May 2024 Roundtable on Nurturing and Nudging Using PropFuel
The presentation slides are available as an attachment at the end of this article.
The session centered on converting initial intent into action through automated nurturing in PropFuel. Many members say “yes” to renewals or offers but delay acting; roughly half convert quickly while the rest benefit from structured follow-ups. The discussion emphasized building nurturing flows at the same time as primary campaigns, using simple, conversational prompts, and leveraging data to tailor outreach. Participants highlighted the value of alerts, monthly analysis blocks, and lightweight questions that identify obstacles and interests, enabling timely nudges without overwhelming members.
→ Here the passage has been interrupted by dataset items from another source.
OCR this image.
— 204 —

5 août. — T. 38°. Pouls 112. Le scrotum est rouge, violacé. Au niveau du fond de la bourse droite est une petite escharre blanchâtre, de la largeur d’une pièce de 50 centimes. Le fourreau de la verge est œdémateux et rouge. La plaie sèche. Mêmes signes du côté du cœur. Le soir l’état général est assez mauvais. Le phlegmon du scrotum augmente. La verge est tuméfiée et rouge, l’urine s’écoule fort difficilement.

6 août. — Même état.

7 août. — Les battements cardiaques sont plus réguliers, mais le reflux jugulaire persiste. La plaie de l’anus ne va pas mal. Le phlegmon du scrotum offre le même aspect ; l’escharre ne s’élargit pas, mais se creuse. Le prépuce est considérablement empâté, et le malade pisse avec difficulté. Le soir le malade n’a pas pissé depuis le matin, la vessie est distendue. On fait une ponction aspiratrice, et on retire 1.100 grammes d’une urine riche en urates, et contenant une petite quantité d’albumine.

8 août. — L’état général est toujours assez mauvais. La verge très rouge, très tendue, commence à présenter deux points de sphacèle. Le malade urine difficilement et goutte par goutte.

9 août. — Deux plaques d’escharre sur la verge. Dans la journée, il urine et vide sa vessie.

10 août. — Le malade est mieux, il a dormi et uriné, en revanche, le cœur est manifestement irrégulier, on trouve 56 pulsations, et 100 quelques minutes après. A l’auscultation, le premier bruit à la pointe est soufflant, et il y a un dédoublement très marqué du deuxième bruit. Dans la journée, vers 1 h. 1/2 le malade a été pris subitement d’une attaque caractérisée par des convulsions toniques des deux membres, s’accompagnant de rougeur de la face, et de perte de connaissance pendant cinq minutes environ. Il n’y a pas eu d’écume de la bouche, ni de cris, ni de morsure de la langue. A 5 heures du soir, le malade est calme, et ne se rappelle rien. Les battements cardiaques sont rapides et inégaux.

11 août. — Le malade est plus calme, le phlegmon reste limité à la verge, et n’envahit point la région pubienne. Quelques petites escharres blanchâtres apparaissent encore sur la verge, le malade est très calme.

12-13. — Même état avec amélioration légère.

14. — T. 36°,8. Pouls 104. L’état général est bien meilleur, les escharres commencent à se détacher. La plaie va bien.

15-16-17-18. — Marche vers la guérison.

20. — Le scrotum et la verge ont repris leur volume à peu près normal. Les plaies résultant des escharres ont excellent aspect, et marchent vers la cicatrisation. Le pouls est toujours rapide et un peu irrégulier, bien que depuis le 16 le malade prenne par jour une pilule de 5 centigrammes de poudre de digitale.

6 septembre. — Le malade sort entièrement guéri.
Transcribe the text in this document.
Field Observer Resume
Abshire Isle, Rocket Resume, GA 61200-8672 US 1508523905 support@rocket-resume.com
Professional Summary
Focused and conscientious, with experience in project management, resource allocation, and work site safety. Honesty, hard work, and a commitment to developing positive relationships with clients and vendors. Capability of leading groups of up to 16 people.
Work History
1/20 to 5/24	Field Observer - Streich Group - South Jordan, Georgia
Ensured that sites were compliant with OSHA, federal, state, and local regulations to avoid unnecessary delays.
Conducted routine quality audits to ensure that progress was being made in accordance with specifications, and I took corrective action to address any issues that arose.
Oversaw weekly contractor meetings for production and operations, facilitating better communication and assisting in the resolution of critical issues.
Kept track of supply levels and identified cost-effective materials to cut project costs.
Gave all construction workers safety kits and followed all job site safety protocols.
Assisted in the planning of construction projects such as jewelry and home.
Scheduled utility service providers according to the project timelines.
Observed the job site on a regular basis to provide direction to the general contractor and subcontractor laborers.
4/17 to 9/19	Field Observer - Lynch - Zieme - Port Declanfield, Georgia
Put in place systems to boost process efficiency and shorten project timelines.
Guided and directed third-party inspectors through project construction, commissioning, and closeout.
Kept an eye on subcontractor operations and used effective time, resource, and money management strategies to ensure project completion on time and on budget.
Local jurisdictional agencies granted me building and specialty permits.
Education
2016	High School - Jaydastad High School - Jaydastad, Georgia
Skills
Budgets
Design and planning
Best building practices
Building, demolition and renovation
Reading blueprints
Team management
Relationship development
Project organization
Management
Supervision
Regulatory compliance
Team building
One onboarding example described asking new members what they most hope to gain—professional development, networking, or other benefits—then, about six months later, triggering targeted follow-ups aligned to those choices. Data from responses revealed a notable segment who hadn’t met their goals yet, creating opportunities for automated resource-sharing and manual outreach for programs like volunteering, peer networking, and new community platforms. Teams reported scheduling monthly reviews, using PropFuel’s alerts and inbox for real-time handling, and pulling segments on demand for specific initiatives.
A renewal nurture pattern that has run for years routes all “yes” respondents into a timed check-in if payment hasn’t posted by the following month. A simple one-sentence reminder—asking if renewal is still the plan—consistently surfaces warm leads who can be given resources or a quick call. Another renewal approach combined automated invoice generation via webhook to an AMS and QuickBooks with PropFuel follow-ups that anticipate friction points: resending payment links, offering phone assistance, addressing “didn’t receive invoice,” and capturing price objections or changed minds for win-back flows. Even smaller-volume campaigns produced incremental renewals with minimal staff effort.
Revenue-driving education offers demonstrated the power of time-bound value. One certification promotion first collected testimonials to use as social proof, then offered a free practice exam with a clear deadline, moving “no” or “maybe” respondents into a testimonial-driven pipeline for future conversion. The cadence mixed direct asks with supportive nudges and a hard cutoff to prompt action.
Several membership segments called for tailored nurturing. Student and resident campaigns focused on validating graduation dates, identifying current job status, and preventing contact loss by collecting personal emails before institutional addresses go dormant. Automated check-ins provided career resources, reclassification prompts from student to professional membership, and address updates tied to post-graduation moves. These flows reduced manual chasing, kept engagement high with strong open and response rates, and fed downstream campaigns (e.g., reclass) that ran largely hands-off.
Sponsor and industry engagement benefited from progressively varied questions. Initial messages gauged interest in exposure opportunities; later prompts explored biggest selling challenges to the audience and preferred channels (advertising, exhibiting, content). Automated replies delivered relevant options and alerts flagged hot prospects, while responses also seeded nonpaid exposure like contributed articles. This approach replaced broad blasts with qualified prospect lists and targeted follow-through.
Volunteer recruitment showed that a single broad call with clear pathways—committees, content, speaking, student outreach—can recruit hundreds when paired with prioritization by intent. “Yes” answers triggered immediate outreach; “thinking about it” respondents moved to a secondary pass. Offering concrete tracks made the next action trivial for members and streamlined staff workflows.
Testimonial collection worked best when tied to appreciation and a tangible thank-you. A campaign inviting members to pick a small gift before being asked for a quote generated a high response rate and dozens of usable testimonials in days. The follow-on work involved inserting testimonials across web, social, brochures, and email—and a lesson learned about choosing easy-to-ship items to avoid postage costs.
An ongoing “question of the week” model treated aggregated insights as a member benefit. Short, topical questions sent via PropFuel redirected respondents to a gated results page showing tallies and comments. Including a field for members to suggest future questions dramatically increased submissions, reduced staff ideation workload, and built steady engagement with hundreds of responses across a modest-sized membership. Members reported looking forward to seeing peers’ practices, and the accessible, lightweight format outperformed traditional community forums.
Throughout the session, practical tactics surfaced repeatedly: ask the same question in different ways over time; keep messages short with a single action; use time-limited incentives; anticipate objections via answer choices; and automate handoffs to reclass, win-back, or support flows. Platform updates mentioned included AI-assisted subject lines and follow-up copy via a “magic wand,” improved reporting for embedded question paths and campaign-level rollups, and forthcoming automated summaries of recent insights to prompt action without manual digging. The overarching theme was to not stop at the first ask—plan the nurture, automate thoughtfully, monitor alerts, and let data guide timely human touch where it matters.